Why are oil stocks losing money? ›

Weak economic data combined with rising central bank interest rates caused oil prices to slump in the second half of this week. Recession fears are rising, and investors worry that a recession will curb demand for oil, hurting prices -- and profits.

Is it smart to invest in gold? ›

Gold is often considered a good investment for diversification, as it may be less correlated with other assets such as stocks or bonds. This means that the price of gold may be less affected by movements in other asset classes, which can help to reduce overall portfolio risk.

Can I invest in to barrels of oil? ›

There are many ways that you can invest in oil commodities. You can even buy actual oil by the barrel. Crude oil trades on the New York Mercantile Exchange as light sweet crude oil futures contracts, as well as other commodities exchanges around the world.

How to start oil trading? ›

How to trade crude oil online
  1. Decide between spread betting or CFDs. Open a live account to start trading oil straight away. ...
  2. Familiarise yourself with our platform. ...
  3. Choose your preferred asset. ...
  4. Research the oil market. ...
  5. Build a thorough and effective trading strategy.

Can anyone buy oil futures? ›

Both the NYMEX and ICE have electronic access, so anyone who has a brokerage account with a futures broker can trade in oil futures using an electronic trading platform.

Has oil ever hit $100 a barrel? ›

Forget the futures market, the world's most important oil price just smashed through $100 a barrel with every sign it is going to push higher.

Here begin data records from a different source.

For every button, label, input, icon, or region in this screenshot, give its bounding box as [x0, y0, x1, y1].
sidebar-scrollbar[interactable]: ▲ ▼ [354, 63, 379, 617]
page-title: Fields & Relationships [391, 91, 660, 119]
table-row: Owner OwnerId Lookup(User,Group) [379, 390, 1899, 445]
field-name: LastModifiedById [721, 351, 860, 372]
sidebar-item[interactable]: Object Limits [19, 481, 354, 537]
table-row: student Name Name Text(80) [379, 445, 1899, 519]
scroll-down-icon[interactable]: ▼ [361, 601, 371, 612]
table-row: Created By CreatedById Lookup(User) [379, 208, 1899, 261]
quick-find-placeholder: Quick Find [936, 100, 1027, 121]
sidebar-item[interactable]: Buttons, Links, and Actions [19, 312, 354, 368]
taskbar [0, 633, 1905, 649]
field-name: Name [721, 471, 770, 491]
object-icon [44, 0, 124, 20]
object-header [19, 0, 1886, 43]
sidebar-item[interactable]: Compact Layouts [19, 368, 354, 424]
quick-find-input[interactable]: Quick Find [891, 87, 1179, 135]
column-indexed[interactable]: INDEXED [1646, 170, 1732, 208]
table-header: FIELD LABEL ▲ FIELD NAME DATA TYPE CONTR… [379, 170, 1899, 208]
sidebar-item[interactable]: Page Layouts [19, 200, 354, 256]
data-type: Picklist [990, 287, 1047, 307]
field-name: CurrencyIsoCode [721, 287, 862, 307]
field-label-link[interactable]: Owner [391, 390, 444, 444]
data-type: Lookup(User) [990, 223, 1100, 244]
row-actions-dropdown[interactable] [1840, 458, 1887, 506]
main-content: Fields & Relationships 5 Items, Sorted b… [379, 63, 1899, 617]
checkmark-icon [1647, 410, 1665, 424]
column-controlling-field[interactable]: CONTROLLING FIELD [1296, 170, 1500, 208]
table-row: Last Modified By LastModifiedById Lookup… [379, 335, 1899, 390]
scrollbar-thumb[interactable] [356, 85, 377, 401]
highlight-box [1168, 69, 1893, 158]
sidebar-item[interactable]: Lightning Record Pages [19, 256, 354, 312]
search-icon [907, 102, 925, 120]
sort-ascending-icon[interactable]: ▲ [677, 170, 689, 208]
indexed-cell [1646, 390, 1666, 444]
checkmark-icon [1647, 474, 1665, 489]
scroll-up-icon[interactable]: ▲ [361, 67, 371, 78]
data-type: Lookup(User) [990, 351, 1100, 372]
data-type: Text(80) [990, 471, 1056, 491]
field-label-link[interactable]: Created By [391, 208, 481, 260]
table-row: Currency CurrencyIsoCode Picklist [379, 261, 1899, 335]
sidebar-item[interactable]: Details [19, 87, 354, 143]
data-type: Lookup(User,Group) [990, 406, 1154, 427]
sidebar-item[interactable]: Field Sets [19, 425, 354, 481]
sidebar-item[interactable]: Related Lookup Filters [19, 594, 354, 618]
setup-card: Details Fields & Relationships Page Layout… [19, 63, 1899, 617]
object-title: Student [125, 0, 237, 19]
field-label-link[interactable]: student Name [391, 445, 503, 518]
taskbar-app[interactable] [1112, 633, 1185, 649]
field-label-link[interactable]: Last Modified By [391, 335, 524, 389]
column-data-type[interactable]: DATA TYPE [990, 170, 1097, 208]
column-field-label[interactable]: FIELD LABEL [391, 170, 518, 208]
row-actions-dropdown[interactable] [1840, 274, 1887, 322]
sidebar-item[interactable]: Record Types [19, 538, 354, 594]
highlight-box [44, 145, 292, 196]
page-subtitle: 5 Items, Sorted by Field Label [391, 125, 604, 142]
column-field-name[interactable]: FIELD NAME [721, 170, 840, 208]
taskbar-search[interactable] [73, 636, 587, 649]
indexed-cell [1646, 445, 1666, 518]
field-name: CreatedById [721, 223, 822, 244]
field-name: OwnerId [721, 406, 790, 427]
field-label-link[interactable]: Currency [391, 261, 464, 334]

What if oil is $200 a barrel? ›

Oil at $200 per barrel would certainly be inflationary, but it would also have a detrimental impact on economic growth, potentially driving the global economy into stagflation.

Will crude oil hit $100 a barrel? ›

He noted that India and China were likely to see a pickup in economic growth. However, the significant oil output cut will lead to a rise in Brent oil close to $90 a barrel in the next few months and it could breach the $100 mark by 2023-end.

How much does 1 oil well make? ›

Oil drilling is one of the most important components of an oil field. A single well might produce from 10,000 to 12,000 barrels of oil per day.

Is it a good time to invest in oil wells? ›

Crude prices could remain muted in the near term due to continued macroeconomic uncertainty and some supply and demand dynamics. However, oil appears poised to rebound later this year. This means now might be the perfect time to buy oil stocks, since many have followed oil prices lower in recent months.

How much do oil well owners make? ›

While ZipRecruiter is seeing annual salaries as high as $392,000 and as low as $29,000, the majority of Crude Oil Owner Operator salaries currently range between $147,000 (25th percentile) to $366,000 (75th percentile) with top earners (90th percentile) making $386,000 annually across the United States.

When should I buy oil stocks? ›

It's generally better to buy oil stocks when oil prices are low and expected to rise rather than when they are already high. However, the price of oil affects different types of oil stocks in different ways. Checking out the recent price of oil is a critical first step in oil investing.

Can I trade futures with $100? ›

To fund your futures trading account, you can start with as little as $100 USD.